Acuity Brands or Workday?
When comparing Acuity Brands and Workday, different investors may prioritize various metrics based on their investment strategies and goals. So, ask yourself what type of investor you are. This will guide you in determining which metrics are most important for your investment decision between Acuity Brands and Workday.
Dividend Investors:
Dividend investors look for stable and growing income streams, using dividend metrics to assess potential investments. A company's dividend yield essentially measures the size of its dividend relative to the total market value of the company.

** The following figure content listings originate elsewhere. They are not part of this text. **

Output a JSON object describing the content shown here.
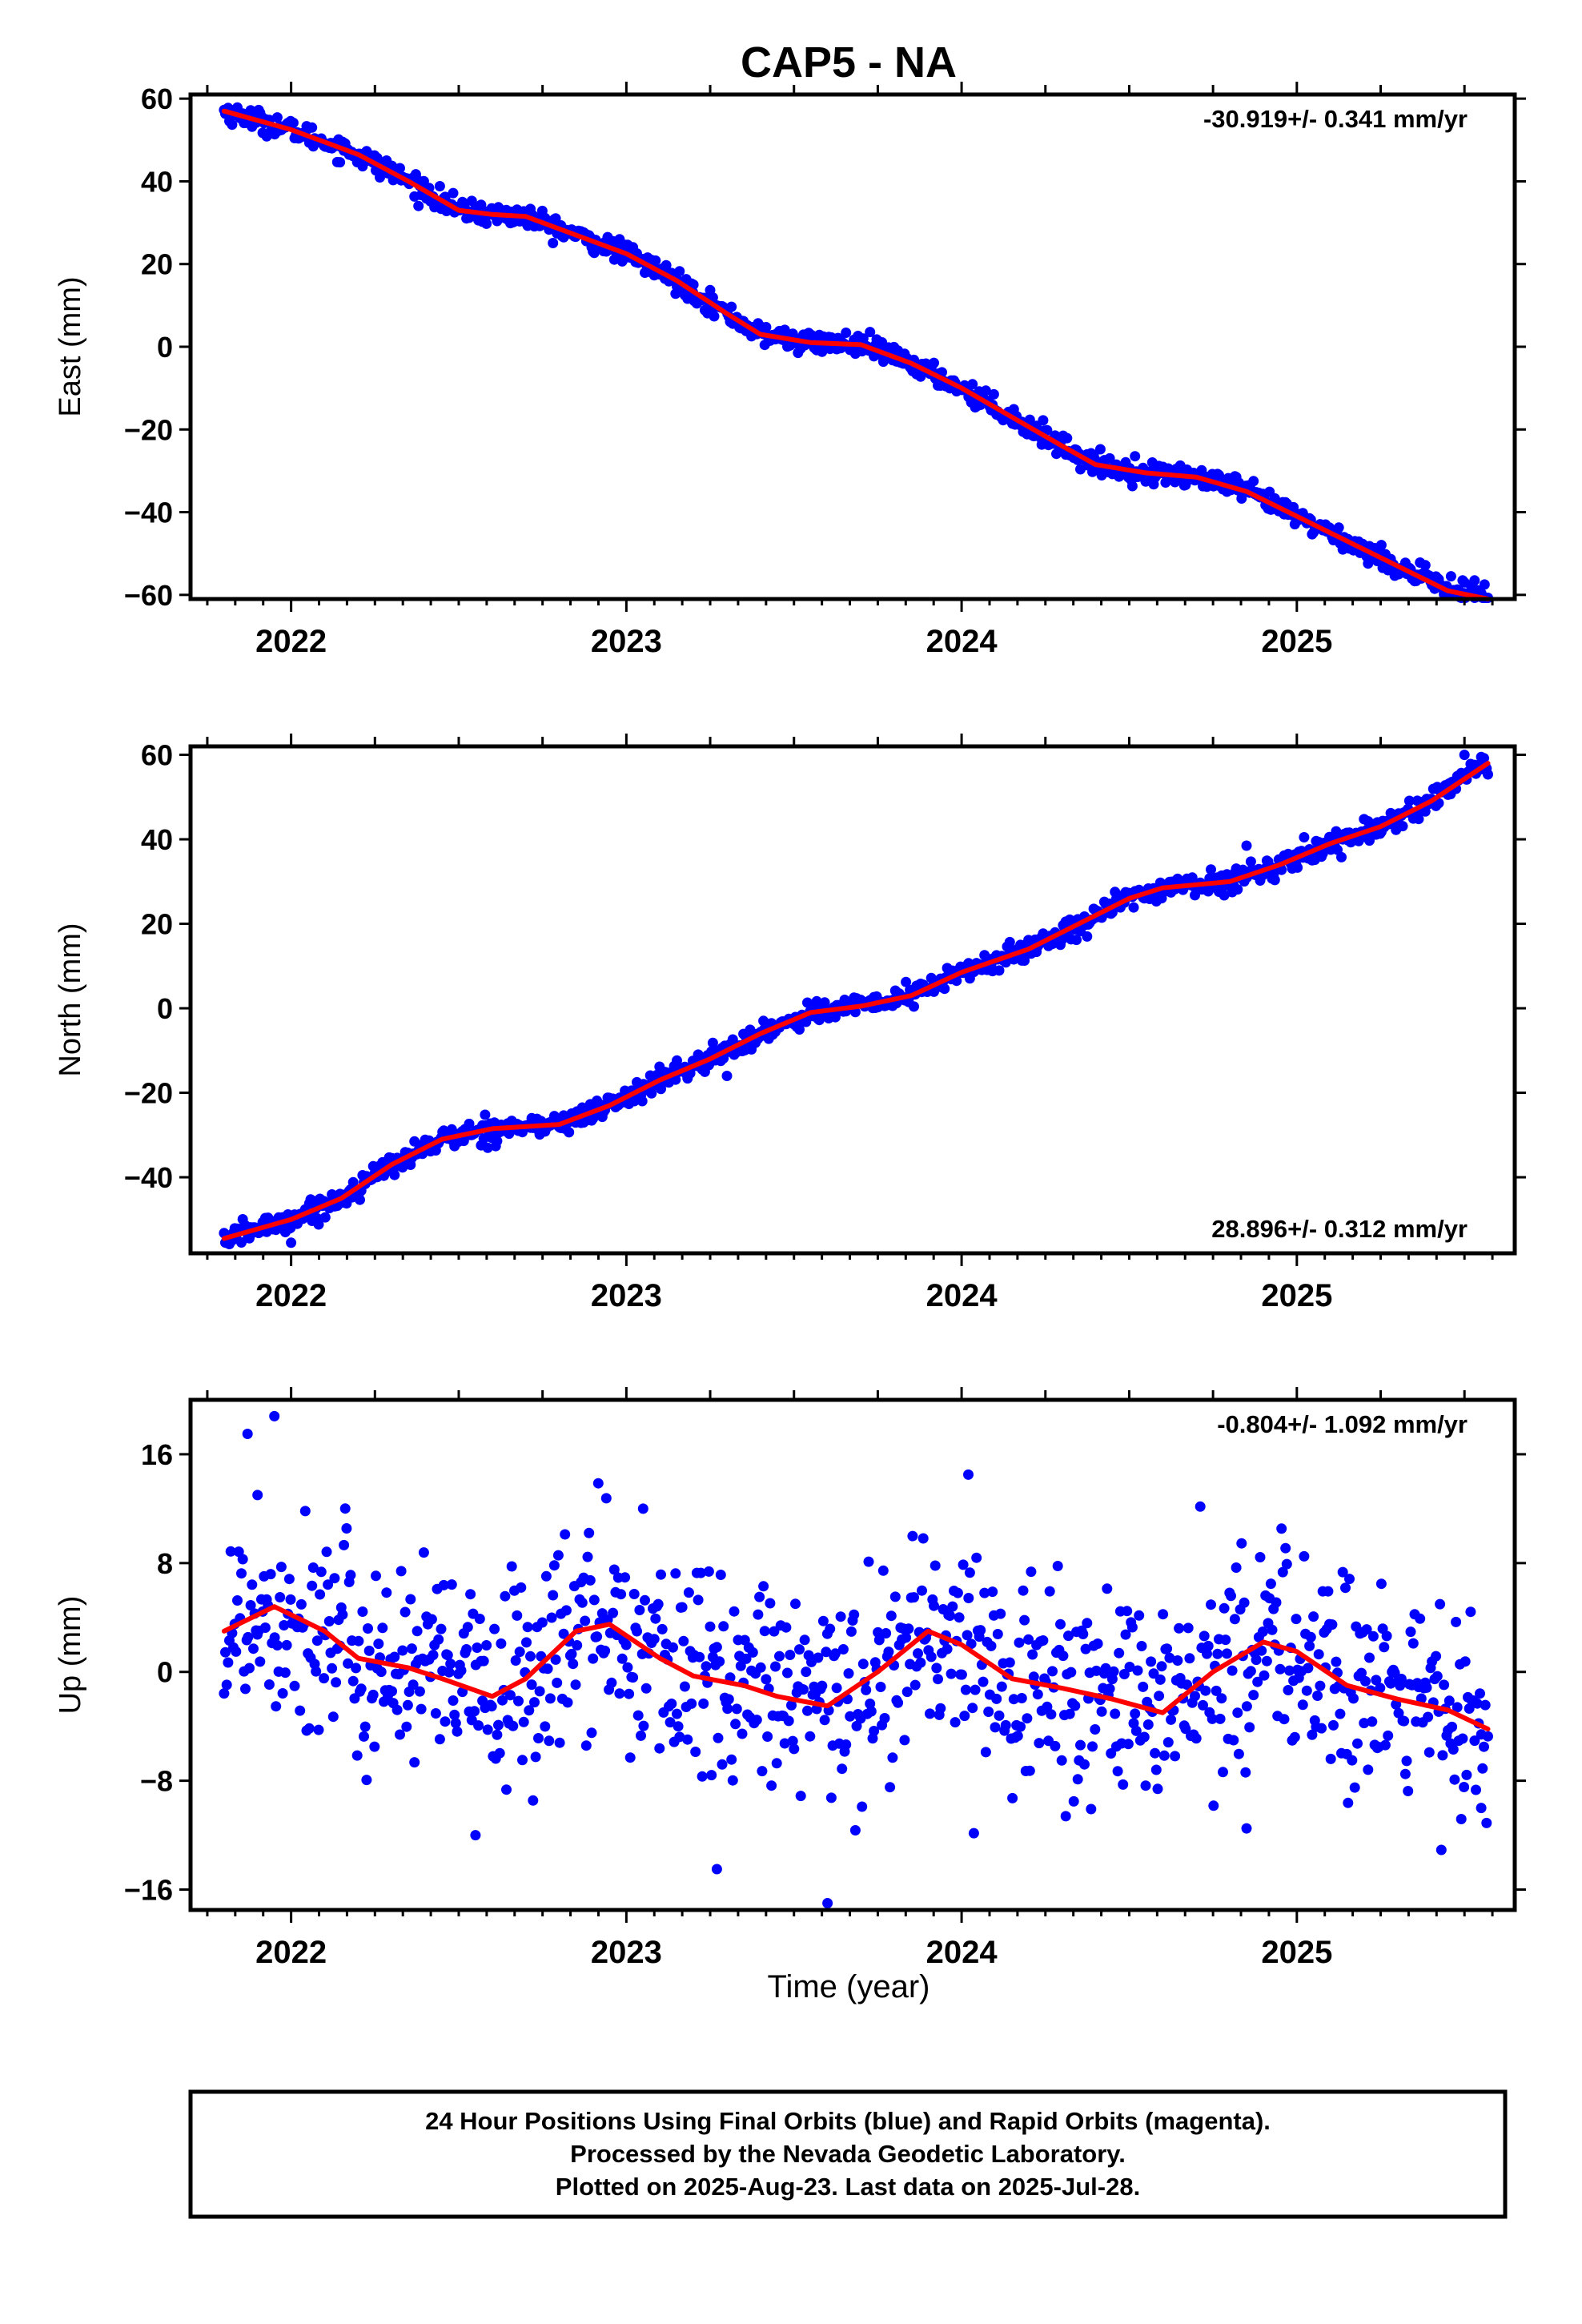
{
  "title": "CAP5 - NA",
  "xlabel": "Time (year)",
  "footer": [
    "24 Hour Positions Using Final Orbits (blue) and Rapid Orbits (magenta).",
    "Processed by the Nevada Geodetic Laboratory.",
    "Plotted on 2025-Aug-23. Last data on 2025-Jul-28."
  ],
  "colors": {
    "points": "#0000ff",
    "fit": "#ff0000",
    "frame": "#000000"
  },
  "chart_data": [
    {
      "type": "scatter",
      "ylabel": "East (mm)",
      "rate_label": "-30.919+/- 0.341 mm/yr",
      "rate_position": "top-right",
      "xlim": [
        2021.7,
        2025.65
      ],
      "ylim": [
        -61,
        61
      ],
      "yticks": [
        -60,
        -40,
        -20,
        0,
        20,
        40,
        60
      ],
      "ytick_labels": [
        "−60",
        "−40",
        "−20",
        "0",
        "20",
        "40",
        "60"
      ],
      "xticks": [
        2022,
        2023,
        2024,
        2025
      ],
      "xtick_labels": [
        "2022",
        "2023",
        "2024",
        "2025"
      ],
      "x_range": [
        2021.8,
        2025.57
      ],
      "scatter_sd": 1.3,
      "fit_points": [
        [
          2021.8,
          57
        ],
        [
          2022.0,
          52.5
        ],
        [
          2022.2,
          46.5
        ],
        [
          2022.35,
          40
        ],
        [
          2022.5,
          33
        ],
        [
          2022.6,
          32
        ],
        [
          2022.7,
          31.5
        ],
        [
          2022.85,
          27
        ],
        [
          2023.0,
          22.5
        ],
        [
          2023.15,
          16
        ],
        [
          2023.3,
          8
        ],
        [
          2023.4,
          3
        ],
        [
          2023.55,
          1
        ],
        [
          2023.7,
          0.5
        ],
        [
          2023.85,
          -4
        ],
        [
          2024.0,
          -10
        ],
        [
          2024.15,
          -17
        ],
        [
          2024.3,
          -24
        ],
        [
          2024.4,
          -28.5
        ],
        [
          2024.55,
          -30.5
        ],
        [
          2024.7,
          -31.5
        ],
        [
          2024.85,
          -35
        ],
        [
          2025.0,
          -41
        ],
        [
          2025.15,
          -47
        ],
        [
          2025.3,
          -53
        ],
        [
          2025.45,
          -59
        ],
        [
          2025.57,
          -61
        ]
      ],
      "outliers": [
        [
          2025.42,
          -56
        ],
        [
          2025.46,
          -55.5
        ],
        [
          2025.5,
          -57
        ],
        [
          2025.53,
          -56.5
        ],
        [
          2025.56,
          -57.5
        ],
        [
          2024.82,
          -34
        ],
        [
          2022.55,
          33.5
        ],
        [
          2023.2,
          15
        ]
      ]
    },
    {
      "type": "scatter",
      "ylabel": "North (mm)",
      "rate_label": "28.896+/- 0.312 mm/yr",
      "rate_position": "bottom-right",
      "xlim": [
        2021.7,
        2025.65
      ],
      "ylim": [
        -58,
        62
      ],
      "yticks": [
        -40,
        -20,
        0,
        20,
        40,
        60
      ],
      "ytick_labels": [
        "−40",
        "−20",
        "0",
        "20",
        "40",
        "60"
      ],
      "xticks": [
        2022,
        2023,
        2024,
        2025
      ],
      "xtick_labels": [
        "2022",
        "2023",
        "2024",
        "2025"
      ],
      "x_range": [
        2021.8,
        2025.57
      ],
      "scatter_sd": 1.3,
      "fit_points": [
        [
          2021.8,
          -54.5
        ],
        [
          2022.0,
          -50
        ],
        [
          2022.15,
          -45
        ],
        [
          2022.3,
          -37
        ],
        [
          2022.45,
          -31
        ],
        [
          2022.6,
          -28.5
        ],
        [
          2022.8,
          -27.5
        ],
        [
          2022.95,
          -23
        ],
        [
          2023.1,
          -17
        ],
        [
          2023.25,
          -12
        ],
        [
          2023.4,
          -6
        ],
        [
          2023.55,
          -1
        ],
        [
          2023.7,
          0.5
        ],
        [
          2023.85,
          3
        ],
        [
          2024.0,
          8.5
        ],
        [
          2024.2,
          14
        ],
        [
          2024.35,
          20
        ],
        [
          2024.5,
          26
        ],
        [
          2024.6,
          28.5
        ],
        [
          2024.8,
          30
        ],
        [
          2024.95,
          34
        ],
        [
          2025.1,
          39
        ],
        [
          2025.25,
          43
        ],
        [
          2025.4,
          49
        ],
        [
          2025.57,
          58
        ]
      ],
      "outliers": [
        [
          2022.0,
          -55.5
        ],
        [
          2023.3,
          -16
        ],
        [
          2024.85,
          38.5
        ],
        [
          2025.5,
          60
        ],
        [
          2025.55,
          59.5
        ],
        [
          2024.1,
          12
        ]
      ]
    },
    {
      "type": "scatter",
      "ylabel": "Up (mm)",
      "rate_label": "-0.804+/- 1.092 mm/yr",
      "rate_position": "top-right",
      "xlim": [
        2021.7,
        2025.65
      ],
      "ylim": [
        -17.5,
        20
      ],
      "yticks": [
        -16,
        -8,
        0,
        8,
        16
      ],
      "ytick_labels": [
        "−16",
        "−8",
        "0",
        "8",
        "16"
      ],
      "xticks": [
        2022,
        2023,
        2024,
        2025
      ],
      "xtick_labels": [
        "2022",
        "2023",
        "2024",
        "2025"
      ],
      "x_range": [
        2021.8,
        2025.57
      ],
      "scatter_sd": 4.0,
      "fit_points": [
        [
          2021.8,
          3
        ],
        [
          2021.95,
          4.8
        ],
        [
          2022.1,
          3
        ],
        [
          2022.2,
          1
        ],
        [
          2022.35,
          0.3
        ],
        [
          2022.45,
          -0.5
        ],
        [
          2022.6,
          -1.8
        ],
        [
          2022.7,
          -0.5
        ],
        [
          2022.85,
          3
        ],
        [
          2022.95,
          3.5
        ],
        [
          2023.1,
          1
        ],
        [
          2023.2,
          -0.3
        ],
        [
          2023.35,
          -1
        ],
        [
          2023.45,
          -1.8
        ],
        [
          2023.6,
          -2.5
        ],
        [
          2023.75,
          0
        ],
        [
          2023.9,
          3
        ],
        [
          2024.0,
          2
        ],
        [
          2024.15,
          -0.5
        ],
        [
          2024.3,
          -1.2
        ],
        [
          2024.45,
          -2
        ],
        [
          2024.6,
          -3
        ],
        [
          2024.75,
          0
        ],
        [
          2024.9,
          2.2
        ],
        [
          2025.0,
          1.5
        ],
        [
          2025.15,
          -1
        ],
        [
          2025.3,
          -2
        ],
        [
          2025.45,
          -2.8
        ],
        [
          2025.57,
          -4.2
        ]
      ],
      "outliers": [
        [
          2021.87,
          17.5
        ],
        [
          2021.95,
          18.8
        ],
        [
          2021.9,
          13
        ],
        [
          2023.05,
          12
        ],
        [
          2024.02,
          14.5
        ],
        [
          2023.6,
          -17
        ],
        [
          2023.27,
          -14.5
        ],
        [
          2022.55,
          -12
        ],
        [
          2025.55,
          -10
        ],
        [
          2024.85,
          -11.5
        ]
      ]
    }
  ]
}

Acuity Brands has a dividend yield of 0.19%, while Workday has a dividend yield of -%. Beyond the yield itself, considering the growth and sustainability of these dividends is also crucial. Acuity Brands reports a 5-year dividend growth of 0.00% year and a payout ratio of 4.31%. On the other hand, Workday reports a 5-year dividend growth of 0.00% year and a payout ratio of 0.00%.
Value Investors:
Value investors focus on financial metrics to determine a stock's intrinsic value compared to its market value. The Price-to-Earnings (P/E) Ratio links stock price to a company's earnings per share, with Acuity Brands P/E ratio at 23.71 and Workday's P/E ratio at 44.82. Another crucial valuation metric is the Price-to-Book (P/B) Ratio, which compares stock price with book value per share. Acuity Brands P/B ratio is 4.21 while Workday's P/B ratio is 8.42.
Growth Investors:
Growth investors prioritize metrics indicative of a company's expansion potential. Focusing on top-line growth, Acuity Brands has seen a 5-year revenue growth of 0.38%, while Workday's is 1.37%. Return on Equity (ROE) measures how effectively a company uses equity investment to generate earnings, with Acuity Brands's ROE at 19.11% and Workday's ROE at 19.52%.
Retail Investors:
Retail investors often consider stock affordability and company familiarity. For example, day low prices are $317.52 for Acuity Brands and $270.56 for Workday. Over the past year, Acuity Brands's prices ranged from $199.47 to $337.99, with a yearly change of 69.44%. Workday's prices fluctuated between $199.81 and $311.28, with a yearly change of 55.79%. Brand recognition also plays a role, as familiarity with a company can influence investment decisions.